How Amazon Route 53 Averts Failover Problems

The failover algorithms implemented by Amazon Route 53 are designed not only to route traffic to endpoints that are healthy, but also to avoid making disaster scenarios worse due to misconfigured health checks and applications, endpoint overloads, and partition failures.

How Amazon Route 53 Averts Cascading Failures

As a first defense against cascading failures, each request routing algorithm (weighted, latency, geolocation routing, and failover) has a mode of last resort. In this special mode, when all records are considered unhealthy, the Amazon Route 53 algorithm reverts to considering all records healthy.

For example, if all instances of an application, on several hosts, are rejecting health check requests, Amazon Route 53 DNS servers will choose an answer anyway and return it rather than returning no DNS answer or returning an NXDOMAIN (non-existent domain) response.

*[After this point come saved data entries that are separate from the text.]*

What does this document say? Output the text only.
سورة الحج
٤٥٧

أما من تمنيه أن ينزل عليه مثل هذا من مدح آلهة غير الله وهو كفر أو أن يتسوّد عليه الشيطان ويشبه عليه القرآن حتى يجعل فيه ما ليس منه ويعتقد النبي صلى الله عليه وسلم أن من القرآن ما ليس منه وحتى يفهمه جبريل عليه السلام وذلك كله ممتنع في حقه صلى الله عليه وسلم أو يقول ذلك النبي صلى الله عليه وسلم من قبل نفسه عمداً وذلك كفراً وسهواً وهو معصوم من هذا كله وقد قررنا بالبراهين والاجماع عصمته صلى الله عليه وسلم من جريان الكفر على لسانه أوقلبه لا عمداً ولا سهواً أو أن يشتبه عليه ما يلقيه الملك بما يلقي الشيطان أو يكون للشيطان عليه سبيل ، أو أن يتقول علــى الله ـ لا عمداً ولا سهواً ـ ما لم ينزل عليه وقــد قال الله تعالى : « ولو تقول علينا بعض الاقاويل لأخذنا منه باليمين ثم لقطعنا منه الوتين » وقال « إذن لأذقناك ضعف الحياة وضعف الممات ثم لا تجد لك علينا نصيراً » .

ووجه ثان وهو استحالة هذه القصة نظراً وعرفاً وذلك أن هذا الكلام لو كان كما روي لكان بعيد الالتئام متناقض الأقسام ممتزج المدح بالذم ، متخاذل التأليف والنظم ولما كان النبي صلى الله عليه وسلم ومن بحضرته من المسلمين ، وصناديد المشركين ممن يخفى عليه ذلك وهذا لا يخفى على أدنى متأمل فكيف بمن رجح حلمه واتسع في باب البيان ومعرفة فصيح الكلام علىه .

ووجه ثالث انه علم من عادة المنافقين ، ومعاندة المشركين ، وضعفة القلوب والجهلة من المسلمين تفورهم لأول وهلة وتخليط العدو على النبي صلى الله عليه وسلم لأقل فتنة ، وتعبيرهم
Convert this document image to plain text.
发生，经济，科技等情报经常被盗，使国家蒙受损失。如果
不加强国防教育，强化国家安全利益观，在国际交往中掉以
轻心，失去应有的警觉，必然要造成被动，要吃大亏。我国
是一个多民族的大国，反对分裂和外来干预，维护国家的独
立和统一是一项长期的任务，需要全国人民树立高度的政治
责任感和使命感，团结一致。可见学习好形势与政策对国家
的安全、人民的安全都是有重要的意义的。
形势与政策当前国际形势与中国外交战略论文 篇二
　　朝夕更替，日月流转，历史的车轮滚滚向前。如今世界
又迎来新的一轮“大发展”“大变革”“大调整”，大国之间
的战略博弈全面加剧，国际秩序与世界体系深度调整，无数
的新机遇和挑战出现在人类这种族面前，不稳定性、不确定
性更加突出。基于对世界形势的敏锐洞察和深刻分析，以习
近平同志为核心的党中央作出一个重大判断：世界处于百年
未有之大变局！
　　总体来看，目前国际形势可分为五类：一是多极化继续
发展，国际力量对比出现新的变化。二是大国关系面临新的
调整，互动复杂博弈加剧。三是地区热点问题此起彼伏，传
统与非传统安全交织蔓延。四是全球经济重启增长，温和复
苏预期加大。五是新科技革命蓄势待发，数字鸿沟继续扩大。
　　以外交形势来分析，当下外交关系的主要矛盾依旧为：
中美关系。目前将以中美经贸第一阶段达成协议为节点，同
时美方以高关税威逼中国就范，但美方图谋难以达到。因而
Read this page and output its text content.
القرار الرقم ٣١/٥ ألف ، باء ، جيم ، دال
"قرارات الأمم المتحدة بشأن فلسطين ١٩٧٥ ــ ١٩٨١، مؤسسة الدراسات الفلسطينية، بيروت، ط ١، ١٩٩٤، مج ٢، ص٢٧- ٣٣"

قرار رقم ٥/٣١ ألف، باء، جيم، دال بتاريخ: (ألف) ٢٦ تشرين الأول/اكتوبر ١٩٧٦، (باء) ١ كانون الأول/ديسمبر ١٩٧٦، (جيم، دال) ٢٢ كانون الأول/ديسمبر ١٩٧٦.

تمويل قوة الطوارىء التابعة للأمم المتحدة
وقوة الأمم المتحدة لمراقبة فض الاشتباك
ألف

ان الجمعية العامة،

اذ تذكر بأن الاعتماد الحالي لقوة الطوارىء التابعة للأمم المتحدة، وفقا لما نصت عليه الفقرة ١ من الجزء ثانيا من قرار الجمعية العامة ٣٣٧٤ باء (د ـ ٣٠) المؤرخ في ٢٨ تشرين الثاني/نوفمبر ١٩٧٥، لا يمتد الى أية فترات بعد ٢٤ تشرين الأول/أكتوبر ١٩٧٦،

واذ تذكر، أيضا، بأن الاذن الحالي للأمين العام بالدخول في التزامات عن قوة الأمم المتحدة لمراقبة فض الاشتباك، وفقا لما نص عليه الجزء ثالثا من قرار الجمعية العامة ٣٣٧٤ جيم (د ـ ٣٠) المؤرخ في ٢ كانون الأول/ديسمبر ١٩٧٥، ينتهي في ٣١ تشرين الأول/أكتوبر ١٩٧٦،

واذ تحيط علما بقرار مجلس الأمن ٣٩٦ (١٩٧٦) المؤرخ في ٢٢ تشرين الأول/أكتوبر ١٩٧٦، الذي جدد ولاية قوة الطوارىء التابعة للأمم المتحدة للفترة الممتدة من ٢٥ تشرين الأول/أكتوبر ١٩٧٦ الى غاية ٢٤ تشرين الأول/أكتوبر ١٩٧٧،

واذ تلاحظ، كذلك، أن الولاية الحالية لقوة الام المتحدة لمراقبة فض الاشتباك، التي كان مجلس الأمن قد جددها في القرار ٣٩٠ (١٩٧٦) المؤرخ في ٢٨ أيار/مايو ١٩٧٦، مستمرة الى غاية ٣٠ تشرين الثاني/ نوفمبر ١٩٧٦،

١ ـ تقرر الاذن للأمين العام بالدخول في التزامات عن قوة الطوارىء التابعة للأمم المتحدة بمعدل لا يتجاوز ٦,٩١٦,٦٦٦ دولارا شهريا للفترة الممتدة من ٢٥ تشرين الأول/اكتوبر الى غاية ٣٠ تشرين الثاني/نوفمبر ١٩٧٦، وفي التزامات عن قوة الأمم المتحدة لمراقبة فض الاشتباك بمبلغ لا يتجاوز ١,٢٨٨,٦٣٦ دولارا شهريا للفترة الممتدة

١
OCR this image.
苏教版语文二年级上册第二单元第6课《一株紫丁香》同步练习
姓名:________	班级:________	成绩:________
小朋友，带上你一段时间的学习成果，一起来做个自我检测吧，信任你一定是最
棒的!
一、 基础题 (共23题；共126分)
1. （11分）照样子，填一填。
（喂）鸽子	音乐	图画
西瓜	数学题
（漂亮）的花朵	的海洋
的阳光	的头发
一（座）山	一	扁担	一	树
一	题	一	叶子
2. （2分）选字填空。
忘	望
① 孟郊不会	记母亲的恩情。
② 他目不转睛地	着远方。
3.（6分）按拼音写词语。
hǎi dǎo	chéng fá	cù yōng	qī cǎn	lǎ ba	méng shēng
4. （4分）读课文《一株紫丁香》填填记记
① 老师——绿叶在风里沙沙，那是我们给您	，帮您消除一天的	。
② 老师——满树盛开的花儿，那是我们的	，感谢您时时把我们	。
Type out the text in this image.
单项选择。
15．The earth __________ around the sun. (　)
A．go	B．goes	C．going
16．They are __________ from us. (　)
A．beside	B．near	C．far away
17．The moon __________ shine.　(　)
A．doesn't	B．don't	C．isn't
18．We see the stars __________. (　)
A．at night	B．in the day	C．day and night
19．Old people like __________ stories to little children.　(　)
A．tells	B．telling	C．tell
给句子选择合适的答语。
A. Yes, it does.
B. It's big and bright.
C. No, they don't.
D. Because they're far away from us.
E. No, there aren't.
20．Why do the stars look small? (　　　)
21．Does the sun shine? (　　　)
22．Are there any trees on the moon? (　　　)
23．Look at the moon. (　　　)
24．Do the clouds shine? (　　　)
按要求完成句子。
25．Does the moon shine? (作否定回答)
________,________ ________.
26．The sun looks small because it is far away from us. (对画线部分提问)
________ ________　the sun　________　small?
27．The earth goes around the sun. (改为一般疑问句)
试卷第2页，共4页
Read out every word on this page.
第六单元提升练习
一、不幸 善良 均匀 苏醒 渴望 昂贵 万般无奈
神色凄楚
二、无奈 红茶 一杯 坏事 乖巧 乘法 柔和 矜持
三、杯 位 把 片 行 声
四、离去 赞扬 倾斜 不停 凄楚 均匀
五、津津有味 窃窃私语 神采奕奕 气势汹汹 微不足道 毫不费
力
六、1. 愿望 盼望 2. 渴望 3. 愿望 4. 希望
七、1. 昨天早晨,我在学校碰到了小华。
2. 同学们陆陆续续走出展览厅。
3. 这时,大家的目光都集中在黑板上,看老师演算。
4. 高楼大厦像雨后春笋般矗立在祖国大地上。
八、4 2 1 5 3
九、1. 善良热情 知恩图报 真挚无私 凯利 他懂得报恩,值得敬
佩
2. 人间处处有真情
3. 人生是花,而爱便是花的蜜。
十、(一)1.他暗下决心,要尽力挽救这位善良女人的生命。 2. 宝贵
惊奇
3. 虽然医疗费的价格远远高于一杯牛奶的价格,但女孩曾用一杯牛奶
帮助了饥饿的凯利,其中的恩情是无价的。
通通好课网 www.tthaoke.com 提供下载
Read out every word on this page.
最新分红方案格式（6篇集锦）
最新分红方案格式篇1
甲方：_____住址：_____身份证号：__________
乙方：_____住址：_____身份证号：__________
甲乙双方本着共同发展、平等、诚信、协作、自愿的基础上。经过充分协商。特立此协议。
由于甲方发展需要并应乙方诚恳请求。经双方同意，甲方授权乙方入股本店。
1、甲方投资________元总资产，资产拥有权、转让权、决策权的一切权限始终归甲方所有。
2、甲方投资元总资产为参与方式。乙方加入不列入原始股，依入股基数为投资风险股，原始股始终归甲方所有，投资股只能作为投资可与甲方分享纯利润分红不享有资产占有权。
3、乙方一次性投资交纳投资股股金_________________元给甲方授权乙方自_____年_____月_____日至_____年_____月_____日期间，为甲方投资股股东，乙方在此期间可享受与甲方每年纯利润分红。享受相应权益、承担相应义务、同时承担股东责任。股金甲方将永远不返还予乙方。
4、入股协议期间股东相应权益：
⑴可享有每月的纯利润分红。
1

An application can respond to users but still fail health checks, so this provides some protection against misconfiguration.

Similarly, if an application is overloaded, and one out of three endpoints fails its health checks, so that it's excluded from Amazon Route 53 DNS responses, Amazon Route 53 distributes responses between the two remaining endpoints. If the remaining endpoints are unable to handle the additional load and they fail, Amazon Route 53 reverts to distributing requests to all three endpoints.

How Amazon Route 53 Handles Internet Partitions

Although uncommon, there are occasionally significant internet partitions, meaning that large geographic regions can't communicate with one another over the internet. During these partitions, Amazon Route 53 locations might reach different conclusions about the health status of an endpoint and might differ from the status reported to CloudWatch. Amazon Route 53 health checkers in each AWS region are constantly sending health check statuses to all Amazon Route 53 locations. During internet partitions, each Amazon Route 53 location might have access only to a partial set of these statuses, usually from its closest regions.

For example, during an internet partition that affects connectivity to and from South America, the Amazon Route 53 DNS servers in the Amazon Route 53 South America (São Paulo) location might have good access to the health check endpoints in the South America (São Paulo) AWS region, but poor access to endpoints elsewhere. At the same time, Amazon Route 53 in US East (Ohio) might have poor access to health check endpoints in the South America (São Paulo) region, and conclude that the corresponding records are unhealthy.

Partitions such as these can give rise to situations where Amazon Route 53 locations make different conclusions about the health status of endpoints, based on their local visibility of those endpoints. This is why each Amazon Route 53 location considers an endpoint healthy when only a portion of reachable health checkers consider it healthy.